Well chin up then, everybody – this week, it appears to have happened.
The Valley Parade Fire, which took fifty-six lives in Bradford in 1985, has long been widely seen first and foremost as a dreadful misfortune. While Bradford City Football Club, whose stadium was the venue for the tragedy when its timber-framed main stand burned down in just a few minutes with many people trapped within it, received considerable criticism for the appalling safety standards of the ground, there was never any real suggestion at the time that the club was guilty of actual foul play.
This week, however, the accepted story of what happened in Bradford on the 11th of May 1985 has been quite loudly challenged by one of its survivors – a man who lost four of his family at Valley Parade, and who states coincidentally that he witnessed the Hillsborough Disaster first-hand as well. A book published on Thursday the 16th of April, titled Fifty-Six – The Story Of The Bradford Fire, and written by Martin Fletcher, asserts that the terrible inferno was just one of at least nine industrial fires to befall businesses run by, or closely associated with, the then-Bradford City chairman, the late Stafford Heginbotham. It also states, apparently, that Heginbotham made considerable money in the aftermath of these fires from insurance claims, and that he had realised that the expense of improving Valley Parade’s safety standards to make it adequate for hosting football matches in the old Second Division (to which the club had won promotion in the 1984-85 season) would be beyond what he could afford.
In short, Mr Fletcher appears to have uncovered considerable circumstantial evidence that, at the very least, invites a re-investigation of the Fire’s causes. The original Inquiry, by Justice Oliver Popplewell in the summer of 1985, concluded that the blaze was an accident probably started by a carelessly discarded cigarette or match that was dropped through gaps in the floorboards onto mounds of rubbish that had built up over the years in the void below the stand. Without apparently making any explicit allegations, however, Fletcher has asked, perhaps rhetorically, whether anyone could be as unlucky as Heginbotham seemed to be.

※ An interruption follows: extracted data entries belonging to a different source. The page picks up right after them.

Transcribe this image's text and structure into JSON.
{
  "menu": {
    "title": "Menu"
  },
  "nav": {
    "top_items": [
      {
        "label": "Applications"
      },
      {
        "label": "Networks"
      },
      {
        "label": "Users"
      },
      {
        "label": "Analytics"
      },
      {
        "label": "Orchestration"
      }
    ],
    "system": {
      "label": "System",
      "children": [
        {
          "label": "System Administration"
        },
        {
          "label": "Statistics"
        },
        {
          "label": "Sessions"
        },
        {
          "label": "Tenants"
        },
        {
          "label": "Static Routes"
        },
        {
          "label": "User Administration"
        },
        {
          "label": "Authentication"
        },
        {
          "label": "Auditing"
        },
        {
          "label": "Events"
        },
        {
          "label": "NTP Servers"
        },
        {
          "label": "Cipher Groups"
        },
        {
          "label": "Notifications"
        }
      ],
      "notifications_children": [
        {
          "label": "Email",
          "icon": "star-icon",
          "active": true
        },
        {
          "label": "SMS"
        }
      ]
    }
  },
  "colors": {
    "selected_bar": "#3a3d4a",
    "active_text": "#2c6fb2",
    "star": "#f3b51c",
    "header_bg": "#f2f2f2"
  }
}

Now, I have not read the book as yet – I may well write another blogpost assessing it once I have done so – and so I do not wish to sound totally dismissive of any possible implication that the Valley Parade Fire might have been an act of arson aimed at cashing in on the insurance. However, for a number of reasons, I do think that people should treat the story with a great deal of caution; –
The most important reason is that Heginbotham had already arranged the part-demolition of the main stand at Valley Parade for the 13th of May, 1985 – just two days after the Fire. Not only did this invalidate any insurance policy on the stand, but it would also take the destruction a great deal further than the demolition; most of the planned dismantling work would have been to replace the ageing timber roof with a much safer metal structure, while the wooden floorboards would be replaced with a concrete surface. And most importantly, the materials for the new stand had already been purchased – the order had been placed back in the March of that year in fact. Having already procured the needed materials, it sounds very strange to suggest that Heginbotham would then try and burn the stand down, meaning it would have to be rebuilt entirely from the ground up, meaning far more materials would have to be purchased. It was bound to cost a lot more, and to take an awful lot longer, than just replacing the roof would have done. (As indeed was the case; because of the Fire, Valley Parade went completely unused for the 1985-86 season, with Bradford City sharing a stadium with the local Rugby League club.) It should be mentioned that the club did receive a few hundred thousand pounds in insurance pay-outs after the disaster, but not for the destruction of the stand itself. It was to cover damage to other facilities within the stadium.
Another question mark over the implied foul play is that it sounds needlessly ruthless of Heginbotham to have a fire break out actually during a game, especially one that was effectively a promotion party. Not only would he have known that a bigger crowd than usual would be there, but also he knew that Yorkshire Television would have cameras in the ground. It would be an open invitation to discovery. Why not just have the fire break out in the dead-of-night in the middle of the week, when there would be no match on and no one around to see that it was an act of arson? Or even a few hours after the game ended.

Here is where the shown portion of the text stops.